Ancak bu kazada başka sorunlar daha var…
Maçoluğu, erkekliği, şiddeti öven, ‘Sizi hırpalarım’ diyen Emrah Serbes’in, bu kazaya karıştığını, Twiter’a eklediği mektup sayesinde öğrendik. Çünkü kazayı o ana kadar başkası üstlenmiş… Emrah Serbes’in yazdığı mektuptaki bilgilerin de yanlış olduğu kısa sürede ortaya çıktı. Çünkü Serbes’in itiraf mektubu dışında bir de ifadesi vardı…
Mektubunda, ‘‘Bir rampanın ardından birden önümüze çıkan araca çarpmamak için elimden gelen bütün çabayı sarf ettim’’ diyordu oysa ifadesinde, ‘‘Yağmur çiselemeye başladı ve yerlerin kaygan olduğunu düşünerek hızımı 130-140 km'ye düşürdüm.’’ Diyordu. Araç saatte 250 kilometre hız yapabilen Chevrolet Camaro marka lüks bir arabaymış… Hangi hızdan 140’a düştüğü de bilinmiyor…

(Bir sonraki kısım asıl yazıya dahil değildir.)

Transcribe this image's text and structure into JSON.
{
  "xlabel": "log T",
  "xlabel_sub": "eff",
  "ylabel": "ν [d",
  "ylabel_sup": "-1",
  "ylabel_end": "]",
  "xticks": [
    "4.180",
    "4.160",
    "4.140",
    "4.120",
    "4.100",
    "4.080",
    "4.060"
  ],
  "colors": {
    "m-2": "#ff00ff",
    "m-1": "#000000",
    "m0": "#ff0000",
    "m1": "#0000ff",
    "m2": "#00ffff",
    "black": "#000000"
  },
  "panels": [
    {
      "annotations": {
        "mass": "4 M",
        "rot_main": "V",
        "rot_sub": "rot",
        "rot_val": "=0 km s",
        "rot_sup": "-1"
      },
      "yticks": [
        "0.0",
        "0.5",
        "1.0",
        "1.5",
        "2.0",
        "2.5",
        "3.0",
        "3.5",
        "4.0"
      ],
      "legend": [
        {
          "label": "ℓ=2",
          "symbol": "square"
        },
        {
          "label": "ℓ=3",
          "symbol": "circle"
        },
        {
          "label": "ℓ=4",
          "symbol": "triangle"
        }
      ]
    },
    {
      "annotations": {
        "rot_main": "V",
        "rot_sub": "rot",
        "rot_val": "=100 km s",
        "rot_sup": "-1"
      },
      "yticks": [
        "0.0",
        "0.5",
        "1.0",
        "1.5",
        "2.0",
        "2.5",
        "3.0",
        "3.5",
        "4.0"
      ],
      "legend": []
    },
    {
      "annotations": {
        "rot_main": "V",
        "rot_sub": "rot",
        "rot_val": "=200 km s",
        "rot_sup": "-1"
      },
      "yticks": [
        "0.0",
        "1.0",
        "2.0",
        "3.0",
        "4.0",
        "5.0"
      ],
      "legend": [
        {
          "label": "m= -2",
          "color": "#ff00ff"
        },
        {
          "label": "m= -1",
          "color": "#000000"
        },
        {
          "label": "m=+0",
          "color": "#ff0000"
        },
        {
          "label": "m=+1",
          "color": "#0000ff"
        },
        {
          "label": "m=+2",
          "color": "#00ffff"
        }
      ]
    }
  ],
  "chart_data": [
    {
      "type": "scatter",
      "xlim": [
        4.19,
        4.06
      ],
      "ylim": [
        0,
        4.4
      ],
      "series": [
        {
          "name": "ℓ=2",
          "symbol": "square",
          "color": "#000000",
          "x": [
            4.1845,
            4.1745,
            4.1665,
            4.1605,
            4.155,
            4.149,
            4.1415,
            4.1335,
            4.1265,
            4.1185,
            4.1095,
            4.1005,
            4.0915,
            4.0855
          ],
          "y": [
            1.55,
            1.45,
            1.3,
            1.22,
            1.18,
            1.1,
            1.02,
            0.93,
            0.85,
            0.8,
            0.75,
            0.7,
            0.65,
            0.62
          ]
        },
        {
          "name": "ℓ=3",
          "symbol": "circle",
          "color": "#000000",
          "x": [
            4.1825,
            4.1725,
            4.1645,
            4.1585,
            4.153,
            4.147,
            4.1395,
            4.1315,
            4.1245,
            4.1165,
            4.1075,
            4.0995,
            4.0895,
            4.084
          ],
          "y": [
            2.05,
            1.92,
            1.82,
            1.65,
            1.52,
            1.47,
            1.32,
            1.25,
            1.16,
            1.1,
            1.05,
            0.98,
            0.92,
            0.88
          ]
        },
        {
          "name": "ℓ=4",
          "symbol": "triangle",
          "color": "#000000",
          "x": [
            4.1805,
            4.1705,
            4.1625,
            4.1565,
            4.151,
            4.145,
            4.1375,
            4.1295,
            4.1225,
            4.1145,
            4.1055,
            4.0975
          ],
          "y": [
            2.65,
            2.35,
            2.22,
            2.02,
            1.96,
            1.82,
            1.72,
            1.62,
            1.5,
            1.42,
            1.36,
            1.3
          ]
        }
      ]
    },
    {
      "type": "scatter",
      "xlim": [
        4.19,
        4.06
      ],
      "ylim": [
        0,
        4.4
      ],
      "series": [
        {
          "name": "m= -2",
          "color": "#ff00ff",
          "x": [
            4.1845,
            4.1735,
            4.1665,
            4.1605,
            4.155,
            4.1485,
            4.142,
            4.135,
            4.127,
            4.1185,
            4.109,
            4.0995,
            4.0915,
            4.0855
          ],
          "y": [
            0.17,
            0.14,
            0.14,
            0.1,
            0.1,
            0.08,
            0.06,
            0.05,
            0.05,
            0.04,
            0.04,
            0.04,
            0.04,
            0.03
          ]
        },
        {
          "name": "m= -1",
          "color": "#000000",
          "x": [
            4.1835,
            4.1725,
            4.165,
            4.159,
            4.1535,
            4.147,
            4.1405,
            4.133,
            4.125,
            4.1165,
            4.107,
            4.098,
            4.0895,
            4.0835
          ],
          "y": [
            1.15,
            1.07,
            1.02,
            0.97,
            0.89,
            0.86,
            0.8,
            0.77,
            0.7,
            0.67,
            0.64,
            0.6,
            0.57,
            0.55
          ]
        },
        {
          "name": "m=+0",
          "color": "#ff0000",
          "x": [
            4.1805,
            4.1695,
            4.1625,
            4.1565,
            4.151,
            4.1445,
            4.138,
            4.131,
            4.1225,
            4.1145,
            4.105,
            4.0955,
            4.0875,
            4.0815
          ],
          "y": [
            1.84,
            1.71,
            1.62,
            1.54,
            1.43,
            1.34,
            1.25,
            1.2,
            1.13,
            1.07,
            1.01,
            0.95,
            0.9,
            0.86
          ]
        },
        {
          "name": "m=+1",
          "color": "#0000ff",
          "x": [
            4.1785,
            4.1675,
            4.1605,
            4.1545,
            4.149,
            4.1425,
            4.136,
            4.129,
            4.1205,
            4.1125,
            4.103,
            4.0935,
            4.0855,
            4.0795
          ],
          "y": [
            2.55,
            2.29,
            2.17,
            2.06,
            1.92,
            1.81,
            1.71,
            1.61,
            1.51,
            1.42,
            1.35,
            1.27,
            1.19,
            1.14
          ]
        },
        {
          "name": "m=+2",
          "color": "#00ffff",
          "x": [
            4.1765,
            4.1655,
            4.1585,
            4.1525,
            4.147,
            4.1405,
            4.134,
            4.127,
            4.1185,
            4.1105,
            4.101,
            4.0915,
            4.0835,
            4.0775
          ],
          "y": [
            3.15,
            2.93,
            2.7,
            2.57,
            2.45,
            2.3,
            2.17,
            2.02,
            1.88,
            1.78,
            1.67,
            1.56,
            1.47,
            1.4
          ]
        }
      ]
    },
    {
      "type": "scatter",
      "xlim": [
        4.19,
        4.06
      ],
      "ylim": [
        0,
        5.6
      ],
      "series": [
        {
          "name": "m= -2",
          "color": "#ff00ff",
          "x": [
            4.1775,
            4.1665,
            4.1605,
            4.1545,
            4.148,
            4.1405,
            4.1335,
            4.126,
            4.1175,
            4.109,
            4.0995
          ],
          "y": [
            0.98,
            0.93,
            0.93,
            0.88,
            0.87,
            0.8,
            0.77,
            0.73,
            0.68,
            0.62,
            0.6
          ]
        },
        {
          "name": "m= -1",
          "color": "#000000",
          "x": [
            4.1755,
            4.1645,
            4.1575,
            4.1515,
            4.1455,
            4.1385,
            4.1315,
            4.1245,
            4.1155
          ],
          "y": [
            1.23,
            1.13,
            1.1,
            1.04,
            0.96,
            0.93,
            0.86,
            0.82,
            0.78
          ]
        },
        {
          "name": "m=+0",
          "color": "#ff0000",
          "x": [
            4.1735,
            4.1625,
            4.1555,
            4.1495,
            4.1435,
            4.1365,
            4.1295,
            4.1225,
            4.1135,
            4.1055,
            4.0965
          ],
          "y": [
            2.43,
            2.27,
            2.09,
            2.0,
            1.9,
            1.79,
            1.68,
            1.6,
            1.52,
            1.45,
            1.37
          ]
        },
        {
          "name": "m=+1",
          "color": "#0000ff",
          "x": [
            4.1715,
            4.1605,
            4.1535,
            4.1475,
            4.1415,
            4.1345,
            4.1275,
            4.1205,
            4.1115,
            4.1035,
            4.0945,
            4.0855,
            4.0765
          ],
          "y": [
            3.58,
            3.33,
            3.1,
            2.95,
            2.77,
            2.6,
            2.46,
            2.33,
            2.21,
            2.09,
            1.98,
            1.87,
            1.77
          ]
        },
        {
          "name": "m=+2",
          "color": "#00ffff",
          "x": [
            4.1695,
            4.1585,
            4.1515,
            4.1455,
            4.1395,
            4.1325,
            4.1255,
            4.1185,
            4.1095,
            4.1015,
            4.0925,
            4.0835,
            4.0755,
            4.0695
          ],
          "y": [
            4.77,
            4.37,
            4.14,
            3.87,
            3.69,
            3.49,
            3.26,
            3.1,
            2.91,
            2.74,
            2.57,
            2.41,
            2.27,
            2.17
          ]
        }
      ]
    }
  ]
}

Mektubunda, ‘‘Kazayı oturan arkadaşım Kenan Doğru üstlendi. Şu an suçsuz olduğu halde cezaevinde yatmaktadır. Kenan’ı Beşiktaş tribününden tanırım, senelerce birbirimizi kolladık. Bu hadise nedeniyle hiç kimseye bir şey söylemeden sonuna kadar cezaevinde benim için yatabilecek bir insandır.’’ diyordu. Ama ifadesinde, “Yola çıkmadan önce arkadaşım olan Kenan Doğru ile konuştuk. Bana iş bulamadığını söyleyince 2 bin TL karşılığında şoför olarak anlaştık. Kendisi o gün çalışmaya başladı.’’ diyordu. Yaptığınız bir kazayınasıl başkası üstlenebiliyor? Bu mafya kültürünün kaynağı nedir acaba?
Serbes itirafını kazadan altı gün sonra, yapıyor ve mektubunda ‘‘günler geçtikçe bu vicdanı sorumluluğu kaldıramayacağımı anladım’’ diyor. Oysaki bu mektuptan iki gün önce, savcı aracı kullanan kişinin tutuklanan Kenan Doğru olmadığı şüphesiyle soruşturma başlatmış. Bu kapsamda şoför hava yastığı üzerindeki kan örneklerinin alınarak; Kenan Doğru ve Emrah Serbes’ten alınacak örneklerle Adli Tıp Kurumu'nda karşılaştırılması talimatını vermiş.
Dosyada olay yeri fotoğrafı olmadığı gibi hem Emrah Serbes hem de Kenan Doğru doktor kontrolünü reddetmiş. Bu kadar ağır bir kaza geçiren insanlar neden doktor kontrolünü reddeder? Sebebi ne olabilir?
Aile 22 Eylül’de Ekşisözlük üzerinden görgü tanığı aramış. Mahkemeden mobese kayıtlarının bulunmasını istemiş. Emrah Serbes, 'vicdan' adı altında itirafta bulunmasa zaten birkaç güne kadar olayın aslı ortaya çıkacakmış. Bu durum, itirafın sebebi soruşturmanın seyri olduğu hissi veriyor…
Kazada bir aile neredeyse yok oldu. Baba Ayhan Özçelik, 16 yaşındaki kızı Zeynep Özçelik öldü. Anne Nilgün Özçelik ise ağır yaralı… Neden kimse darmadağın olan bu ailenin acısını konuşmuyor da Emrah Serbes’in acısını konuşuyor!
Bu kaza herkesin başına gelebilirdi. Ancak kimsenin suçun ortaya çıkacağı anda ‘vicdan’ diyerek itirafta bulunmasına, toplumu kandırmaya çalışmasına gerek yok. ‘Adalet’ kavramı üzerine kalem oynatanların ise işledikleri her hatayla yüzleşmeyi göze alacak iradeye sahip olması gerekiyor, ‘delikanlılığa’ değil. Kimsenin mafyatik, ‘üstlenme’ güzellemesi yapmasına da gerek yok. Bu mafyatik, lümpen dili reddetmek gerekiyor.
Ve esas faili bir kez daha ifşa etmek gerekiyor, Çünkü Emrah Serbes ne ilk ne de son. Esas fail; şiddeti, delikanlılığı, maçoluğu öven ve üreten erkek egemen kültür. Ve kimse bu olay üzerinden, ‘Kaybedenler edebiyatı’ yapmaya da kalkmasın… Bu edebiyat filan değil, düpedüz erkeklik!